A mon sens, le corps peut jouer un rôle clé dans la critique des normes sociales, des stéréotypes ou des attentes imposées par la société sur l’apparence physique. Le corps communique des émotions, des pensées et des expériences sans utiliser de mots, car le langage corporel est une forme de communication. Il a toujours eu une présence significative dans la littérature, parce qu’il est à la fois la vulnérabilité, la force, la beauté, la décadence, la fragilité ou la résilience…

Le corps porte l’âme. Quand on le martyrise, c’est l’âme qu’on atteint. Les cicatrises causées par les blessures physiques peuvent disparaître avec le temps, mais pas celles de l’âme. Elles ne s’effacent jamais et donnent lieu à des traumatismes émotionnels et des conséquences néfastes sur la santé sexuelle et psychologique.

Pour ma part, la revendication de soi à travers le corps est surtout un passeport pour la liberté. Tout un chacun doit avoir le droit de disposer de son corps et d’exprimer son identité comme il l’entend, dans le respect de l’autre. Mon corps m’appartient et par conséquent, j’ai le droit de choisir mon mode d’habillement, mon style de vie, en somme la manière d’habiter mon corps. L'utilisation du corps comme moyen de liberté est aussi un acte de résistance aux normes restrictives. Ce qui me répugne c’est que dans l’espace public mon corps soit la propriété des anonymes qui se donnent le droit de m’imposer ma façon de le porter à la manière qui leur convient.

Il n’est certainement pas anodin que le corps soit le fil conducteur du livre, car à travers lui beaucoup de personnes portent des souffrances inguérissables. Le viol, l’inceste, le choix de l’orientation sexuelle, le mariage des mineurs…, passent tous par le corps. Lui donner la parole, c’est lui permettre de dire le poids insupportable et impardonnable qui le fait courber vers la terre. Pas la terre nourricière, mais la terre tombeau.

« La lecture était son seul refuge. Les livres lui ouvraient bien des mondes ». Cet extrait de la nouvelle L’amante religieuse pose excellemment votre rapport aux livres. Comment vivre sans eux ? 

Il est inconcevable pour moi de vivre sans eux. Vivre sans eux, c’est comme être mutilée de mes émotions. Or, la vie sans émotions appartient aux robots.

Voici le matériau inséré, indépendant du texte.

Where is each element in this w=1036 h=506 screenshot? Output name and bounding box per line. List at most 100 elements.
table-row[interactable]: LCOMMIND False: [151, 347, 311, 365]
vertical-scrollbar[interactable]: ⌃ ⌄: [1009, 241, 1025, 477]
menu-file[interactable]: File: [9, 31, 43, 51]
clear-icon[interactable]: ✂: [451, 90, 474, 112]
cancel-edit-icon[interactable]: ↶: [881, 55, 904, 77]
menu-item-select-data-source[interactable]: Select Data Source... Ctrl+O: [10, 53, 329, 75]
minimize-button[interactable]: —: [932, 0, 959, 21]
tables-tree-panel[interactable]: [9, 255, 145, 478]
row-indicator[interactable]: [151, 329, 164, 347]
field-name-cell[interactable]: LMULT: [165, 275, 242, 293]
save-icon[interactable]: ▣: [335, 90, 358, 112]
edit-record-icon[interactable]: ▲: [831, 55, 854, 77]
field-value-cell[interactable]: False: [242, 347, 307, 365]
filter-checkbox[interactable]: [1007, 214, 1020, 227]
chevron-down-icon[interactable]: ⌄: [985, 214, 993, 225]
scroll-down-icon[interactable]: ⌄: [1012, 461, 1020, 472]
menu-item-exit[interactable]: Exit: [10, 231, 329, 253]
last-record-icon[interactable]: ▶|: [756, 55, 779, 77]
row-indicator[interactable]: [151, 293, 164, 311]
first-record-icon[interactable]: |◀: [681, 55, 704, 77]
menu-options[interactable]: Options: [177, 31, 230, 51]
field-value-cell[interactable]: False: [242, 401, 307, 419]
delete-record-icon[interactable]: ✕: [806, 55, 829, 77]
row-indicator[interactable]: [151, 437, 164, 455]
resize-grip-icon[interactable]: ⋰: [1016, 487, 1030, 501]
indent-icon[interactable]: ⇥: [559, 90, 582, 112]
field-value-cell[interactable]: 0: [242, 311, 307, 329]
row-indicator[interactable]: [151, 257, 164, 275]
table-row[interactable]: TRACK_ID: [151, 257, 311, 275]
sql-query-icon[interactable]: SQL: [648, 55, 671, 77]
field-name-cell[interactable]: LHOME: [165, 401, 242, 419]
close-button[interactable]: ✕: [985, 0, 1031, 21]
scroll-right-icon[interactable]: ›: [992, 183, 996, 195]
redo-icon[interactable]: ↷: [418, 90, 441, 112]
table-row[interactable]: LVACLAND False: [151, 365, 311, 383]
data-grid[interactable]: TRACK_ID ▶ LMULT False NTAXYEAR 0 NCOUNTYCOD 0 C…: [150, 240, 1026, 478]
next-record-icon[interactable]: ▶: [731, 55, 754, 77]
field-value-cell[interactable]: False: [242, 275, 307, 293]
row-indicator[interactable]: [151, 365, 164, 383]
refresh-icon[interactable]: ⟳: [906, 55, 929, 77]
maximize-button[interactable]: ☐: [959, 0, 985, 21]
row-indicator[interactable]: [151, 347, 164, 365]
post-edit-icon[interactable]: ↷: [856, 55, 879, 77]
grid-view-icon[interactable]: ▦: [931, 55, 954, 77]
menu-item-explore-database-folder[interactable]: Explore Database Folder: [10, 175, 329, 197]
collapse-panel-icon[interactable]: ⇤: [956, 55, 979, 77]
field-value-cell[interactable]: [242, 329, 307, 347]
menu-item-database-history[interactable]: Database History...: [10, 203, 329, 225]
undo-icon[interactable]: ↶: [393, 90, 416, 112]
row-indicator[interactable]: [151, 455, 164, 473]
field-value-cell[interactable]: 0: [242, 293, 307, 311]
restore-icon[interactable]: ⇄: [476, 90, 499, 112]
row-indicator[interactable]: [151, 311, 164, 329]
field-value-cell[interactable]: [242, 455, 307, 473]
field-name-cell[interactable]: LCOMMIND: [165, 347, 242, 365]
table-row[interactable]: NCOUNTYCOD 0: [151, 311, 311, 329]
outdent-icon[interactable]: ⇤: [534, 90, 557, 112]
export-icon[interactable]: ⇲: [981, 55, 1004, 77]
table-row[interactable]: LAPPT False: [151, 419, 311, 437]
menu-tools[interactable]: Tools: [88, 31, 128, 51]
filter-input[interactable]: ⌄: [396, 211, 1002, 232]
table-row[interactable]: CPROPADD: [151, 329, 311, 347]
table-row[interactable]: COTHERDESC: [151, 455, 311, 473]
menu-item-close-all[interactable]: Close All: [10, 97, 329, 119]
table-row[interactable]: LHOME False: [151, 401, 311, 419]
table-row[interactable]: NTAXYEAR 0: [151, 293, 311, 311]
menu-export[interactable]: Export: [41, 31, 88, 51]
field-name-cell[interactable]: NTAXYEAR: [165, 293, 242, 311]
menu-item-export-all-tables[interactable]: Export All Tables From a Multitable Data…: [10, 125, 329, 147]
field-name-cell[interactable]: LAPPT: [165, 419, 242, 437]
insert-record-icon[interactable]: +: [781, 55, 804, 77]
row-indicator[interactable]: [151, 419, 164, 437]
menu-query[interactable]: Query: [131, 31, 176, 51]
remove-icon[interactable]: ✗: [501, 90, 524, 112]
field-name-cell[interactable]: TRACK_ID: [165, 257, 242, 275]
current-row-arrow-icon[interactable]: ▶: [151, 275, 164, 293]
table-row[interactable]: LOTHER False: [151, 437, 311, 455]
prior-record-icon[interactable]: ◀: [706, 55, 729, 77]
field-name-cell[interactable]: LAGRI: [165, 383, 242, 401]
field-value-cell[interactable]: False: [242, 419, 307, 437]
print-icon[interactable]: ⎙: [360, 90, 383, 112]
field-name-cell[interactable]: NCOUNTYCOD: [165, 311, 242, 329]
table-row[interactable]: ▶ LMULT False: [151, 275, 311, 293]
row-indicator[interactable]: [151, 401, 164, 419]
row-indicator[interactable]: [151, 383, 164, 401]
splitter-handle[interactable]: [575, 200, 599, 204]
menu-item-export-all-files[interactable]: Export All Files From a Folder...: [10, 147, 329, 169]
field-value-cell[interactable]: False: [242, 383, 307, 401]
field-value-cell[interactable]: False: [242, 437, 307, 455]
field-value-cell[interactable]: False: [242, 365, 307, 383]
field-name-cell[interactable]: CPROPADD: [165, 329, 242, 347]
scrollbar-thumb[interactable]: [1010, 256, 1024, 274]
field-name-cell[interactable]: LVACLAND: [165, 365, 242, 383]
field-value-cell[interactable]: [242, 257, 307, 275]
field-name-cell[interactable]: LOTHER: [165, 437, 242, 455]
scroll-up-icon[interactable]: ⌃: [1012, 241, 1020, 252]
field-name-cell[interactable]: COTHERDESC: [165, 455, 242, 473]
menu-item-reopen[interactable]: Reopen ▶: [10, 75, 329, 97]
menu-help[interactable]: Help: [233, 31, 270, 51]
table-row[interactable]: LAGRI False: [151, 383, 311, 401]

Ma maison est très peuplée. Ils sont des centaines à vivre sous mon toit. Des vieux, des jeunes, des moins jeunes… Ils me tiennent compagnie et me racontent mille et une histoires. Quand le blues m’envahit, l’un d’eux me tend une main affectueuse et meuble mes moments fades. Les livres ont toujours le mot juste pour apaiser mes tourments. Quand je voyage, ils sont quelques-uns à proposer leur compagnie. On passe souvent de longues soirées à raconter nos vies. Je connais leur secret, du moins une partie, car ils aiment conserver une part de leur mystère. C’est pourquoi nous avons toujours des choses à nous dire. Je les aime. Ils font partie de ma vie et je fais partie de la leur.

Une grande quantité d’encre a servi pour préserver leur mémoire. Tant de couvertures colorées pour égayer leur éternité. Toute l’Histoire est confinée par petits bouts entre des reliures comme pour les protéger des ravages du temps et de l’oubli. Il me semble même parfois entendre la joie des livres à chaque fois qu’ils accueillent un nouvel arrivé. Ils s’empressent de lui apprendre à donner sans recevoir, à aimer son lecteur, à lui être fidèle, à être à sa disposition, à l’accompagner dans ses voyages, à s’endormir dans ses bras, à calmer sa colère, à lui tenir compagnie, à atténuer son chagrin… Ils lui apprennent comment bien se tenir entre ses mains, comment se faire tout petit dans sa poche. Et surtout, qu’il soit toujours plein.

Quel est votre dernier coup de cœur littéraire ? 

Mon dernier coup de cœur est Veiller sur elle de Jean-Baptiste Andréa, le Goncourt 2023, publié aux éditions L’Iconoclaste. Un excellent livre, fort et profond, qui associe l’histoire de l’art et l’amour doux et violent à la fois.

Mais il y a un roman que j’affectionne particulièrement que j’ai lu plusieurs fois. C’est La vie devant soi de Romain Gary. Il relate à la fois de la sensibilité, de l’humanité, de la profondeur émotionnelle, enrobées dans de l’amour tout en abordant des sujets graves et difficiles.